27 Février – Soutenance de thèse - Mahdi Saleh

10 h15 Amphi Jean-Paul Dom - Laboratoire IMS (bâtiment A31) / Campus de Talence

Contributions à la mise en œuvre de chaînes de traitement radar fondées sur des formes d'onde à bande synthétique.

Dans divers systèmes radar, un grand intérêt a été porté à la sélection d’une forme d’onde et à la conception d’une chaîne de traitement complète, de l’émetteur au récepteur, afin d’obtenir un profil distance haute résolution (HRRP, acronyme de High Range Resolution Profile en anglais). Au cours des dernières décennies, les concepteurs d’algorithmes de traitement du signal radar ont concentré leur attention sur différentes formes d’onde telles que les techniques de compression d’impulsion et les systèmes à bande synthétique (SF acronyme de stepped frequency, en anglais).

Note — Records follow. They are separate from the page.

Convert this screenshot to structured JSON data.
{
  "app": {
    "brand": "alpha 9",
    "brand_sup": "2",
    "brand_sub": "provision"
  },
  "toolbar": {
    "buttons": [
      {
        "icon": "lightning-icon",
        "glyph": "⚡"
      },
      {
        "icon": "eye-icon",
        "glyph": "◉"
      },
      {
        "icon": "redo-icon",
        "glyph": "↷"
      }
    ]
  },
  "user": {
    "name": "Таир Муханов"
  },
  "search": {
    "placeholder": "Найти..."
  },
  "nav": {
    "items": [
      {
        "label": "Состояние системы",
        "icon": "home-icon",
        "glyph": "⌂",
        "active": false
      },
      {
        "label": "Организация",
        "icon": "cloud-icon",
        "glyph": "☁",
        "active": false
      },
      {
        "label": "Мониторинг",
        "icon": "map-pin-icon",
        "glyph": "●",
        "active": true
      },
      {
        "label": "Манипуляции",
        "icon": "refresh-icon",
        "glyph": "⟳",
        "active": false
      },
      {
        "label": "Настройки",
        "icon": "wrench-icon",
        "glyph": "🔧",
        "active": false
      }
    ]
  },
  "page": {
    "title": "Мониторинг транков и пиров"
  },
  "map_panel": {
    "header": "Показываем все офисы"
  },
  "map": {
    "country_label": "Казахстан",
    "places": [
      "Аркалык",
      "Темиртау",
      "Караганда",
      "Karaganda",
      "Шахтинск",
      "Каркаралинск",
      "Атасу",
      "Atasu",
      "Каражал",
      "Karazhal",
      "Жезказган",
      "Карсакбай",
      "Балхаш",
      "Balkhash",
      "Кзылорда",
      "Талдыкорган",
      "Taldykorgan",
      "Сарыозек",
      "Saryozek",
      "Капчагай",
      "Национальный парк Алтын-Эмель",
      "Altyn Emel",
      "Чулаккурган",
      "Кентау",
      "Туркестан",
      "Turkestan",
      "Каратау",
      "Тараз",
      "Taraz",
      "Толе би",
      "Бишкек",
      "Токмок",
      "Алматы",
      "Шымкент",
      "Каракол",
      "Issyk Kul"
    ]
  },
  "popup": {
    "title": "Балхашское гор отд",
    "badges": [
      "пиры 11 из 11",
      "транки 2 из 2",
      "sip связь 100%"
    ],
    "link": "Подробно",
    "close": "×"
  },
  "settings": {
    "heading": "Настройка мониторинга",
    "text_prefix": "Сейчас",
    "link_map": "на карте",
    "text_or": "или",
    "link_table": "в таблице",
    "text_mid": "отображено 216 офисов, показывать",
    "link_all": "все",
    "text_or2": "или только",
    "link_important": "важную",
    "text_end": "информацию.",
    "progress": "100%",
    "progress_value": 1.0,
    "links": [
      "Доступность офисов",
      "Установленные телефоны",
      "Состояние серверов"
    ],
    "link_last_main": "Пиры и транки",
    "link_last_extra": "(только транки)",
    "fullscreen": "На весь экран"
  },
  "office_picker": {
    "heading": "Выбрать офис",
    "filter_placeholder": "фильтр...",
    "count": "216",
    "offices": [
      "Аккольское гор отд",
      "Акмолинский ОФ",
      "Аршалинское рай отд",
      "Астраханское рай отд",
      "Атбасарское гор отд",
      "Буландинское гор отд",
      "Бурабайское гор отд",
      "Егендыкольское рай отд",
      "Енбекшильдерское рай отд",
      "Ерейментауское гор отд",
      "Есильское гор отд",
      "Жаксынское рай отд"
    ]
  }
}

D’une part, trois types de formes d’onde de compression d’impulsions large bande ont été proposés dans la littérature : la forme d’onde modulée linéairement en fréquence (Linear Frequency Modulation), celle à codes de phase (Phase Coded) et la forme d’onde modulé non linéairement en fréquence (Non Linear Frequency Modulation). Ces approches sont très populaires, mais elles requièrent une fréquence d’échantillonnage généralement  élevée au niveau du récepteur, et par voie de conséquence un convertisseur analogique-numérique  coûteux. De plus, les formes d’onde PC et NLFM peuvent être préférables dans certaines applications à haute résolution, car elles conduisent à de meilleurs PSLR et ISLR que ceux obtenus avec la forme d’onde LFM.

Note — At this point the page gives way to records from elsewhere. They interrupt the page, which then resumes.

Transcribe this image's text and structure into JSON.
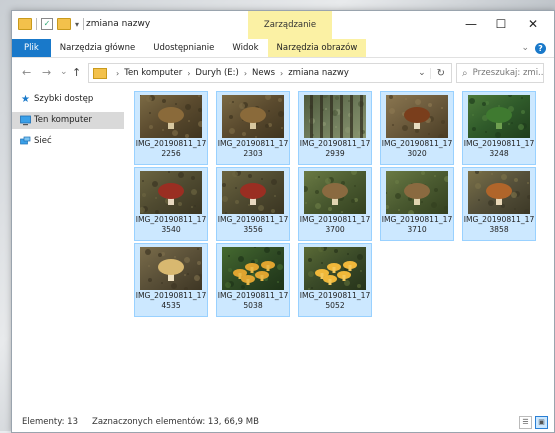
{
  "window": {
    "title": "zmiana nazwy",
    "context_header": "Zarządzanie",
    "minimize": "—",
    "maximize": "☐",
    "close": "✕"
  },
  "ribbon": {
    "tabs": [
      "Plik",
      "Narzędzia główne",
      "Udostępnianie",
      "Widok",
      "Narzędzia obrazów"
    ],
    "collapse": "⌄",
    "help": "?"
  },
  "address": {
    "back": "←",
    "forward": "→",
    "recent": "⌄",
    "up": "↑",
    "crumbs": [
      "Ten komputer",
      "Duryh (E:)",
      "News",
      "zmiana nazwy"
    ],
    "dropdown": "⌄",
    "refresh": "↻",
    "search_placeholder": "Przeszukaj: zmi..."
  },
  "navpane": {
    "items": [
      {
        "label": "Szybki dostęp",
        "icon": "star-icon"
      },
      {
        "label": "Ten komputer",
        "icon": "computer-icon"
      },
      {
        "label": "Sieć",
        "icon": "network-icon"
      }
    ]
  },
  "files": [
    {
      "name1": "IMG_20190811_17",
      "name2": "2256",
      "scene": "forest-floor-mushrooms"
    },
    {
      "name1": "IMG_20190811_17",
      "name2": "2303",
      "scene": "forest-floor-mushrooms"
    },
    {
      "name1": "IMG_20190811_17",
      "name2": "2939",
      "scene": "forest-trees"
    },
    {
      "name1": "IMG_20190811_17",
      "name2": "3020",
      "scene": "brown-mushroom"
    },
    {
      "name1": "IMG_20190811_17",
      "name2": "3248",
      "scene": "green-plants"
    },
    {
      "name1": "IMG_20190811_17",
      "name2": "3540",
      "scene": "red-cap-mushroom"
    },
    {
      "name1": "IMG_20190811_17",
      "name2": "3556",
      "scene": "red-cap-mushroom"
    },
    {
      "name1": "IMG_20190811_17",
      "name2": "3700",
      "scene": "mushroom-moss"
    },
    {
      "name1": "IMG_20190811_17",
      "name2": "3710",
      "scene": "mushroom-moss"
    },
    {
      "name1": "IMG_20190811_17",
      "name2": "3858",
      "scene": "orange-mushroom"
    },
    {
      "name1": "IMG_20190811_17",
      "name2": "4535",
      "scene": "pale-mushroom"
    },
    {
      "name1": "IMG_20190811_17",
      "name2": "5038",
      "scene": "chanterelles"
    },
    {
      "name1": "IMG_20190811_17",
      "name2": "5052",
      "scene": "chanterelles-bright"
    }
  ],
  "status": {
    "count": "Elementy: 13",
    "selected": "Zaznaczonych elementów: 13, 66,9 MB"
  },
  "colors": {
    "accent": "#1979ca",
    "selection_fill": "#cce8ff",
    "selection_border": "#99d1ff",
    "context_tab": "#fbf1a4"
  }
}
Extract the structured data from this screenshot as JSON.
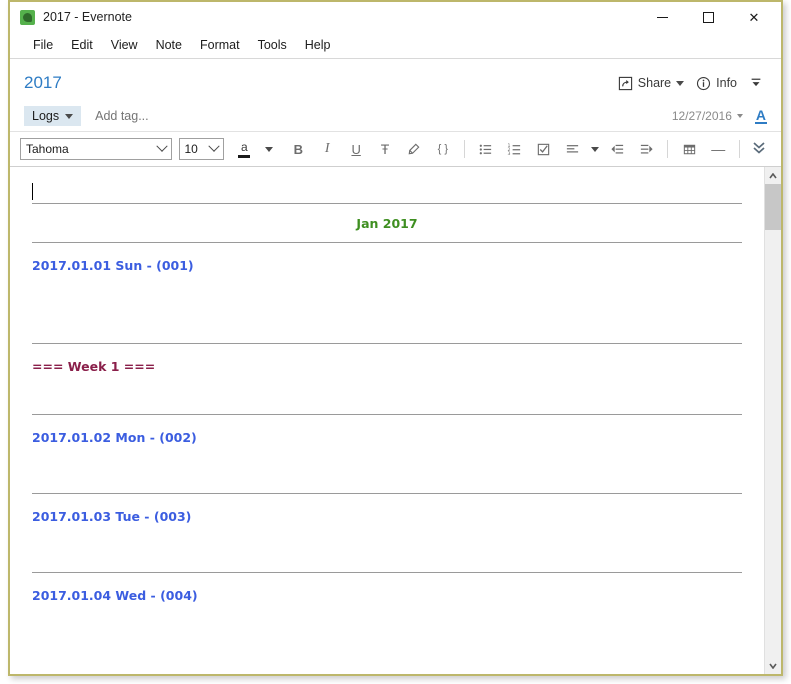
{
  "window": {
    "title": "2017 - Evernote",
    "app_icon": "evernote-elephant-icon",
    "minimize_label": "Minimize",
    "maximize_label": "Maximize",
    "close_label": "✕"
  },
  "menu": {
    "items": [
      {
        "label": "File"
      },
      {
        "label": "Edit"
      },
      {
        "label": "View"
      },
      {
        "label": "Note"
      },
      {
        "label": "Format"
      },
      {
        "label": "Tools"
      },
      {
        "label": "Help"
      }
    ]
  },
  "note_header": {
    "title": "2017",
    "notebook": "Logs",
    "tag_placeholder": "Add tag...",
    "date": "12/27/2016",
    "share_label": "Share",
    "info_label": "Info",
    "text_color_label": "A",
    "collapse_icon": "collapse-chevron-icon"
  },
  "toolbar": {
    "font_family": "Tahoma",
    "font_size": "10",
    "font_color_glyph": "a",
    "bold": "B",
    "italic": "I",
    "underline": "U",
    "strikethrough": "Ŧ",
    "highlight": "✐",
    "code": "{ }",
    "bulleted_list": "☰",
    "numbered_list": "≡",
    "checkbox": "☑",
    "align": "≡",
    "outdent": "⇤",
    "indent": "⇥",
    "table": "▦",
    "horizontal_rule": "—",
    "overflow": "»"
  },
  "note_content": {
    "blocks": [
      {
        "type": "caret"
      },
      {
        "type": "hr"
      },
      {
        "type": "month",
        "text": "Jan 2017"
      },
      {
        "type": "hr"
      },
      {
        "type": "day",
        "text": "2017.01.01 Sun - (001)"
      },
      {
        "type": "spacer-tall"
      },
      {
        "type": "hr"
      },
      {
        "type": "week",
        "text": "=== Week 1 ==="
      },
      {
        "type": "spacer-short"
      },
      {
        "type": "hr"
      },
      {
        "type": "day",
        "text": "2017.01.02 Mon - (002)"
      },
      {
        "type": "spacer-mid"
      },
      {
        "type": "hr"
      },
      {
        "type": "day",
        "text": "2017.01.03 Tue - (003)"
      },
      {
        "type": "spacer-mid"
      },
      {
        "type": "hr"
      },
      {
        "type": "day",
        "text": "2017.01.04 Wed - (004)"
      },
      {
        "type": "spacer-mid"
      }
    ]
  },
  "scrollbar": {
    "up_arrow": "▲",
    "down_arrow": "▼"
  },
  "colors": {
    "note_title": "#2e7cc4",
    "month": "#3f8f21",
    "day": "#3b5de0",
    "week": "#8a1f4a",
    "window_border": "#bdb76b",
    "notebook_chip": "#dbe7f0"
  }
}
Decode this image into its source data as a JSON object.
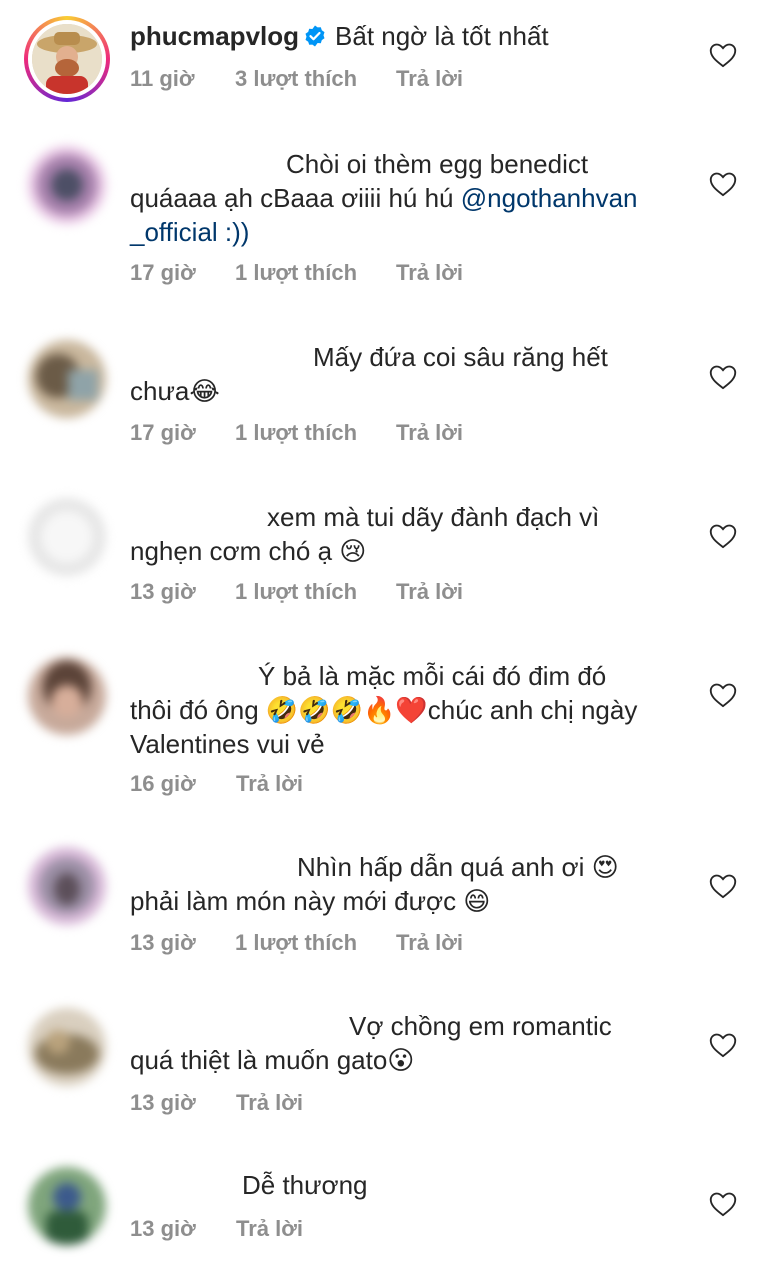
{
  "comments": [
    {
      "username": "phucmapvlog",
      "verified": true,
      "lines": [
        "Bất ngờ là tốt nhất"
      ],
      "time": "11 giờ",
      "likes": "3 lượt thích",
      "reply": "Trả lời"
    },
    {
      "lines": [
        "Chòi oi thèm egg benedict",
        "quáaaa ạh cBaaa ơiiii hú hú ",
        "_official :))"
      ],
      "mention_part1": "@ngothanhvan",
      "time": "17 giờ",
      "likes": "1 lượt thích",
      "reply": "Trả lời"
    },
    {
      "lines": [
        "Mấy đứa coi sâu răng hết",
        "chưa😂"
      ],
      "time": "17 giờ",
      "likes": "1 lượt thích",
      "reply": "Trả lời"
    },
    {
      "lines": [
        "xem mà tui dãy đành đạch vì",
        "nghẹn cơm chó ạ 😢"
      ],
      "time": "13 giờ",
      "likes": "1 lượt thích",
      "reply": "Trả lời"
    },
    {
      "lines": [
        "Ý bả là mặc mỗi cái đó đim đó",
        "thôi đó ông 🤣🤣🤣🔥❤️chúc anh chị ngày",
        "Valentines vui vẻ"
      ],
      "time": "16 giờ",
      "reply": "Trả lời"
    },
    {
      "lines": [
        "Nhìn hấp dẫn quá anh ơi 😍",
        "phải làm món này mới được 😄"
      ],
      "time": "13 giờ",
      "likes": "1 lượt thích",
      "reply": "Trả lời"
    },
    {
      "lines": [
        "Vợ chồng em romantic",
        "quá thiệt là muốn gato😮"
      ],
      "time": "13 giờ",
      "reply": "Trả lời"
    },
    {
      "lines": [
        "Dễ thương"
      ],
      "time": "13 giờ",
      "reply": "Trả lời"
    }
  ],
  "colors": {
    "text": "#262626",
    "meta": "#8e8e8e",
    "mention": "#00376b",
    "verified": "#0095f6"
  },
  "icons": [
    "heart-icon",
    "verified-badge-icon"
  ]
}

D’autre part, lorsqu’il s’agit de schémas SF, une fréquence d’échantillonnage moins élevée peut être envisagée, ce qui permet d’utiliser un CAN meilleur marché.
Ces deux approches peuvent  être combinées pour tirer avantage des deux familles. Bien que la combinaison standard mène à l’exploitation d’un CAN bon marché, les performances en termes de PSLR et ISLR ne sont pas nécessairement adaptées. Comme le PSLR et l’ISLR ont une grande influence sur la probabilité de détection et la probabilité de fausse alarme, notre objectif est de trouver des solutions alternatives. Ainsi, notre contribution dans ce mémoire de thèse consiste à proposer deux nouvelles chaînes de traitement, de l’émetteur au récepteur :
1) Dans la première approche, le spectre de la forme d’onde à large bande est décomposé en un nombre prédéterminé de portions. Puis, les versions temporelles de ces dernières sont successivement transmises. Le signal reçu est alors traité soit en utilisant un algorithme FD (pour Frequency domain en anglais) modifié, soit un algorithme de reconstruction de forme d’onde réalisé directement dans le domaine temporel (TWR pour time wave reconstruction). Dans cette thèse, les formes d’ondes PC et NLFM ont été sélectionnées. Une  étude comparative est alors menée entre les différentes chaînes de traitement, de l’émetteur au récepteur, que l’on peut constituer. Nos simulations montrent que les performances obtenues à partir de l’algorithme TWR sont le plus souvent meilleures que celles de l’algorithme FD modifié. La contre-partie est une augmentation du coût calculatoire. De plus, que ce soit avec une forme d’onde PC ou NLFM, l’approche présentée fournit de meilleurs résultats en termes de PSLR et ISLR que les formes d’onde SF classiques.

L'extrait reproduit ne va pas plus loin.